AfDB–ILX Close Landmark Egypt Wind Deal
The African Development Bank Group and ILX Management B.V. have reached financial close on their first co-investment in Egypt’s renewable energy sector, signalling tangible progress in their 2023 partnership to mobilise European institutional capital for climate-aligned infrastructure across Africa.
Under the transaction, ILX has committed $40 million via a funded risk participation in a $140 million senior debt package arranged by AfDB. The financing supports the development of a 1.1 GW wind power project, one of the larger utility-scale renewable schemes in Egypt, and a key component of the country’s ongoing energy transition.
Classified as climate mitigation finance, the project is expected to deliver substantial emissions reductions while increasing the share of renewables in Egypt’s generation mix.
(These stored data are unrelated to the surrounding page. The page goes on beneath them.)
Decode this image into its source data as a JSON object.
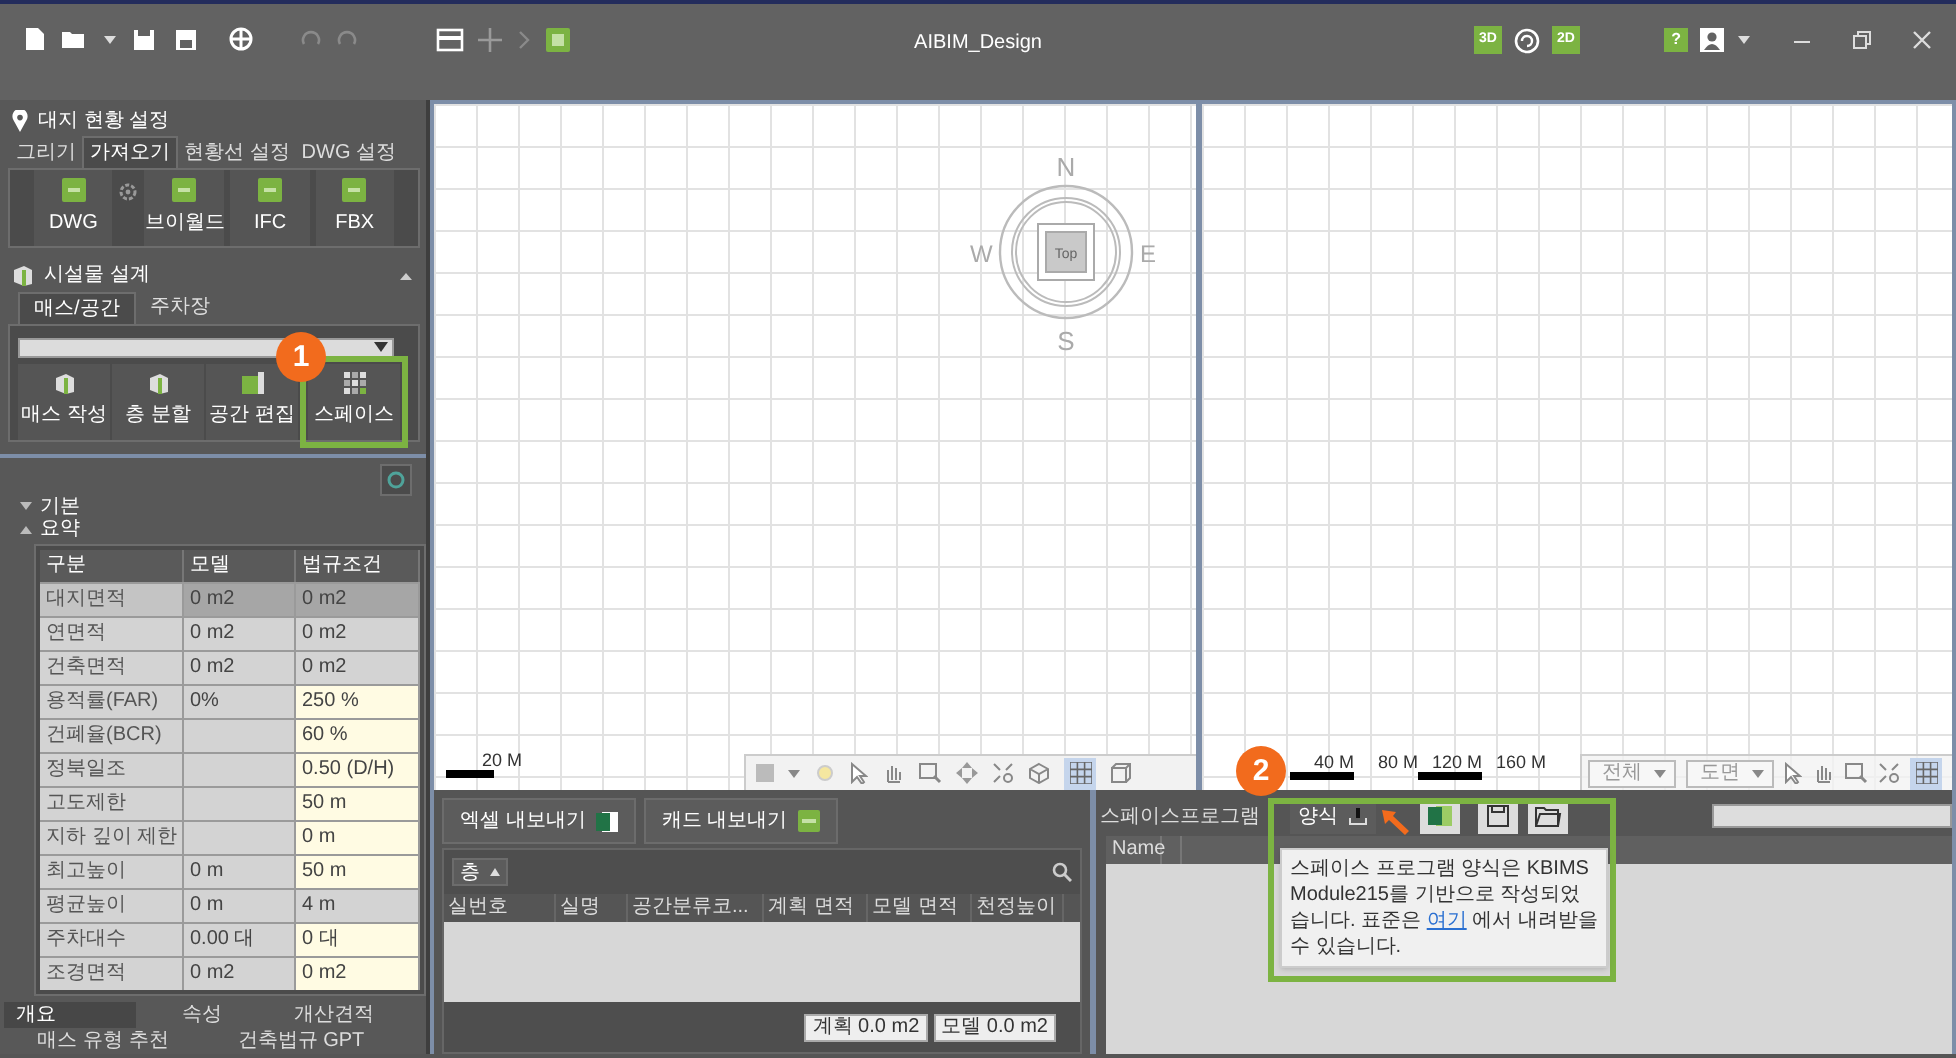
{
  "window": {
    "title": "AIBIM_Design",
    "view_buttons": [
      "3D",
      "2D"
    ],
    "help": "?"
  },
  "site_setup": {
    "title": "대지 현황 설정",
    "tabs": [
      {
        "label": "그리기",
        "selected": false
      },
      {
        "label": "가져오기",
        "selected": true
      },
      {
        "label": "현황선 설정",
        "selected": false
      },
      {
        "label": "DWG 설정",
        "selected": false
      }
    ],
    "buttons": [
      "DWG",
      "브이월드",
      "IFC",
      "FBX"
    ]
  },
  "facility_design": {
    "title": "시설물 설계",
    "expanded": true,
    "tabs": [
      {
        "label": "매스/공간",
        "selected": true
      },
      {
        "label": "주차장",
        "selected": false
      }
    ],
    "buttons": [
      "매스 작성",
      "층 분할",
      "공간 편집",
      "스페이스"
    ]
  },
  "summary": {
    "sections": [
      {
        "label": "기본",
        "expanded": false
      },
      {
        "label": "요약",
        "expanded": true
      }
    ],
    "columns": [
      "구분",
      "모델",
      "법규조건"
    ],
    "rows": [
      {
        "cells": [
          "대지면적",
          "0 m2",
          "0 m2"
        ],
        "selected": true,
        "editable": false
      },
      {
        "cells": [
          "연면적",
          "0 m2",
          "0 m2"
        ],
        "selected": false,
        "editable": false
      },
      {
        "cells": [
          "건축면적",
          "0 m2",
          "0 m2"
        ],
        "selected": false,
        "editable": false
      },
      {
        "cells": [
          "용적률(FAR)",
          "0%",
          "250 %"
        ],
        "selected": false,
        "editable": true
      },
      {
        "cells": [
          "건폐율(BCR)",
          "",
          "60 %"
        ],
        "selected": false,
        "editable": true
      },
      {
        "cells": [
          "정북일조",
          "",
          "0.50 (D/H)"
        ],
        "selected": false,
        "editable": true
      },
      {
        "cells": [
          "고도제한",
          "",
          "50 m"
        ],
        "selected": false,
        "editable": true
      },
      {
        "cells": [
          "지하 깊이 제한",
          "",
          "0 m"
        ],
        "selected": false,
        "editable": true
      },
      {
        "cells": [
          "최고높이",
          "0 m",
          "50 m"
        ],
        "selected": false,
        "editable": true
      },
      {
        "cells": [
          "평균높이",
          "0 m",
          "4 m"
        ],
        "selected": false,
        "editable": false
      },
      {
        "cells": [
          "주차대수",
          "0.00 대",
          "0 대"
        ],
        "selected": false,
        "editable": true
      },
      {
        "cells": [
          "조경면적",
          "0 m2",
          "0 m2"
        ],
        "selected": false,
        "editable": true
      }
    ]
  },
  "bottom_tabs": [
    {
      "label": "개요",
      "selected": true
    },
    {
      "label": "속성",
      "selected": false
    },
    {
      "label": "개산견적",
      "selected": false
    }
  ],
  "extra_tabs": [
    {
      "label": "매스 유형 추천",
      "selected": false
    },
    {
      "label": "건축법규 GPT",
      "selected": false
    }
  ],
  "plan_view": {
    "compass": {
      "north": "N",
      "east": "E",
      "south": "S",
      "west": "W",
      "center": "Top"
    },
    "scale_labels": [
      "20 M"
    ]
  },
  "section_view": {
    "scale_labels": [
      "40 M",
      "80 M",
      "120 M",
      "160 M"
    ],
    "dropdowns": [
      "전체",
      "도면"
    ]
  },
  "export_panel": {
    "buttons": [
      "엑셀 내보내기",
      "캐드 내보내기"
    ],
    "floor_filter": "층",
    "columns": [
      "실번호",
      "실명",
      "공간분류코...",
      "계획 면적",
      "모델 면적",
      "천정높이"
    ],
    "totals": [
      "계획 0.0 m2",
      "모델 0.0 m2"
    ]
  },
  "space_program": {
    "title": "스페이스프로그램",
    "form_button": "양식",
    "columns": [
      "Name"
    ],
    "tooltip": {
      "message": "스페이스 프로그램 양식은 KBIMS Module215를 기반으로 작성되었습니다. 표준은",
      "link": "여기",
      "message_end": "에서 내려받을 수 있습니다."
    }
  },
  "callouts": [
    "1",
    "2"
  ]
}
It will also help reduce dependence on fossil fuel imports and enhance system resilience—priorities that remain central to Cairo’s medium-term energy strategy.
For both institutions, the deal represents a practical execution of a broader strategy to crowd in private capital to support Sustainable Development Goals-aligned and Paris-consistent infrastructure. AfDB continues to leverage its structuring capability and balance sheet to de-risk projects and catalyse development finance, while ILX is positioning itself as a conduit for European pension funds seeking long-duration, impact-oriented exposure in emerging markets.
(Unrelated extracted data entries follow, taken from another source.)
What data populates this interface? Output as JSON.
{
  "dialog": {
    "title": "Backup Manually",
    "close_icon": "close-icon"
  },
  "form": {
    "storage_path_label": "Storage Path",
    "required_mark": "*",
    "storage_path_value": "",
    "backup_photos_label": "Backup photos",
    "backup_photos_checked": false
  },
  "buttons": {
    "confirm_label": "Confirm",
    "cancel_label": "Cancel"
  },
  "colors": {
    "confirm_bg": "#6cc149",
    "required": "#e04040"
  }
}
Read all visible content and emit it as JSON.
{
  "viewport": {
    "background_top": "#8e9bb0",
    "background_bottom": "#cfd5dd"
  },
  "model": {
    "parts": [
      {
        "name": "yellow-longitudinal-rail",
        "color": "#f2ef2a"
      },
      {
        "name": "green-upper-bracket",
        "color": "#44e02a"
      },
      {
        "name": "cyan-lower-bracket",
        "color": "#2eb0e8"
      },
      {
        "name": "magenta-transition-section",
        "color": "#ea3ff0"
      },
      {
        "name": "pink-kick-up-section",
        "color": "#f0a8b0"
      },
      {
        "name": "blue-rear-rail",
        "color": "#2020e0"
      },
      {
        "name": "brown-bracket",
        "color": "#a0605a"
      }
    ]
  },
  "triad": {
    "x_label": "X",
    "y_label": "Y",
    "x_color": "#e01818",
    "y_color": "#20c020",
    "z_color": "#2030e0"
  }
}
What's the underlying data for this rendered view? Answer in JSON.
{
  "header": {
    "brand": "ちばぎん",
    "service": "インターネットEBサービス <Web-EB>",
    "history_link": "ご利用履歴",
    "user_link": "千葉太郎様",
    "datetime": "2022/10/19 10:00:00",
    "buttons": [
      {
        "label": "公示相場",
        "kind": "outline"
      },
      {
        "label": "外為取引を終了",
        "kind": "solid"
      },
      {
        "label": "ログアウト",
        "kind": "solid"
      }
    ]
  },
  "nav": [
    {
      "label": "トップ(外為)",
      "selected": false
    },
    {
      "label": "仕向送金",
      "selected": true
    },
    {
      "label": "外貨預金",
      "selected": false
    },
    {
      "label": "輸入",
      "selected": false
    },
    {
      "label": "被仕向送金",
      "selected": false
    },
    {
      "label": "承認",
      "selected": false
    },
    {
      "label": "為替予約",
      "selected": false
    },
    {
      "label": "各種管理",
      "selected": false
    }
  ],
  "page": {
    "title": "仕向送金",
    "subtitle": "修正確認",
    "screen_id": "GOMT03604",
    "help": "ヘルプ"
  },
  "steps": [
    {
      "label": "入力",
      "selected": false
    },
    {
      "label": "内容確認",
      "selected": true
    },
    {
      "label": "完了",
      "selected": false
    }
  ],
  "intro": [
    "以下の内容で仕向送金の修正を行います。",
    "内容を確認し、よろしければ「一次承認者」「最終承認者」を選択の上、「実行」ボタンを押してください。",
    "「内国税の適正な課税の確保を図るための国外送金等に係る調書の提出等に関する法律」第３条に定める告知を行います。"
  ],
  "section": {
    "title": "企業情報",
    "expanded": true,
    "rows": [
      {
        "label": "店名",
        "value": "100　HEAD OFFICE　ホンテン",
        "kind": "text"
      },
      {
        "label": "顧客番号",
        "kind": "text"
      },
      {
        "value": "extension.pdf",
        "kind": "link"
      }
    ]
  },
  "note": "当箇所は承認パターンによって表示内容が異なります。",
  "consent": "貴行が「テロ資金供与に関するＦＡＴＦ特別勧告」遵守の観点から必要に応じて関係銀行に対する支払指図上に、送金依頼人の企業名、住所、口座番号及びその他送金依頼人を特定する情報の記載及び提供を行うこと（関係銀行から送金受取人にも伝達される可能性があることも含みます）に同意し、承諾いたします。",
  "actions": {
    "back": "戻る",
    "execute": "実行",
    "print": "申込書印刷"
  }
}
The structure highlights a growing reliance on blended and structured finance mechanisms to bridge Africa’s infrastructure funding gap, particularly in the power sector. AfDB has repeatedly underscored that scaling private sector participation will be essential to meeting the continent’s energy transition targets, given persistent constraints on public balance sheets.
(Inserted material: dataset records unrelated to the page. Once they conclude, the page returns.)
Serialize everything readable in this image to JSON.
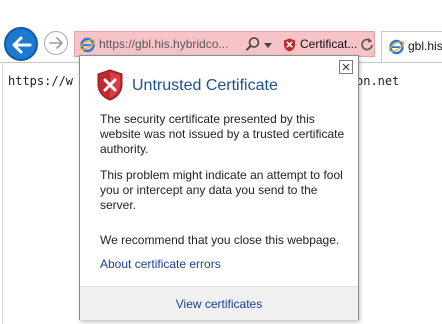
{
  "toolbar": {
    "address_url": "https://gbl.his.hybridco...",
    "cert_error_label": "Certificat...",
    "tab_title": "gbl.his"
  },
  "page": {
    "text_left": "https://w",
    "text_right": "on.net"
  },
  "flyout": {
    "title": "Untrusted Certificate",
    "paragraph_1": "The security certificate presented by this website was not issued by a trusted certificate authority.",
    "paragraph_2": "This problem might indicate an attempt to fool you or intercept any data you send to the server.",
    "paragraph_3": "We recommend that you close this webpage.",
    "about_link": "About certificate errors",
    "view_link": "View certificates"
  },
  "icons": {
    "back": "back-arrow-icon",
    "forward": "forward-arrow-icon",
    "site": "ie-logo-icon",
    "search": "search-icon",
    "cert_error": "certificate-error-shield-icon",
    "refresh": "refresh-icon",
    "close": "close-icon",
    "warning_shield": "warning-shield-icon"
  },
  "colors": {
    "address_bar_error": "#f6c3c6",
    "back_button": "#1e79d1",
    "link": "#1b3f9a",
    "title": "#1f4f8f",
    "shield_red": "#c0282d"
  }
}
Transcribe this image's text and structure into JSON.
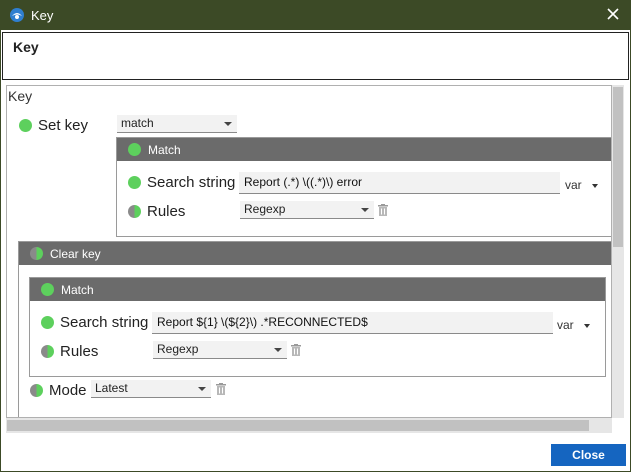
{
  "window": {
    "title": "Key",
    "app_icon": "app-logo-icon",
    "close_icon": "close-icon"
  },
  "header": {
    "title": "Key"
  },
  "content": {
    "label": "Key",
    "set_key": {
      "label": "Set key",
      "select_value": "match",
      "match_panel": {
        "title": "Match",
        "search_label": "Search string",
        "search_value": "Report (.*) \\((.*)\\) error",
        "var_label": "var",
        "rules_label": "Rules",
        "rules_value": "Regexp"
      }
    },
    "clear_key": {
      "title": "Clear key",
      "match_panel": {
        "title": "Match",
        "search_label": "Search string",
        "search_value": "Report ${1} \\(${2}\\) .*RECONNECTED$",
        "var_label": "var",
        "rules_label": "Rules",
        "rules_value": "Regexp"
      },
      "mode_label": "Mode",
      "mode_value": "Latest"
    }
  },
  "footer": {
    "close_label": "Close"
  },
  "colors": {
    "titlebar": "#3c4a26",
    "status_green": "#5dd05d",
    "panel_header": "#6b6b6b",
    "primary_button": "#1565c0"
  }
}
ILX, for its part, views partnerships with development finance institutions as critical to unlocking institutional capital at scale. By participating in transactions anchored by DFIs, investors can access bankable projects with enhanced risk mitigation, while supporting the build-out of climate-resilient infrastructure.
Government stakeholders in Egypt have framed the deal as a reinforcement of national energy security objectives, while also pointing to the increasing maturity of development finance as an investable asset class capable of attracting long-term global capital into Africa’s clean energy pipeline.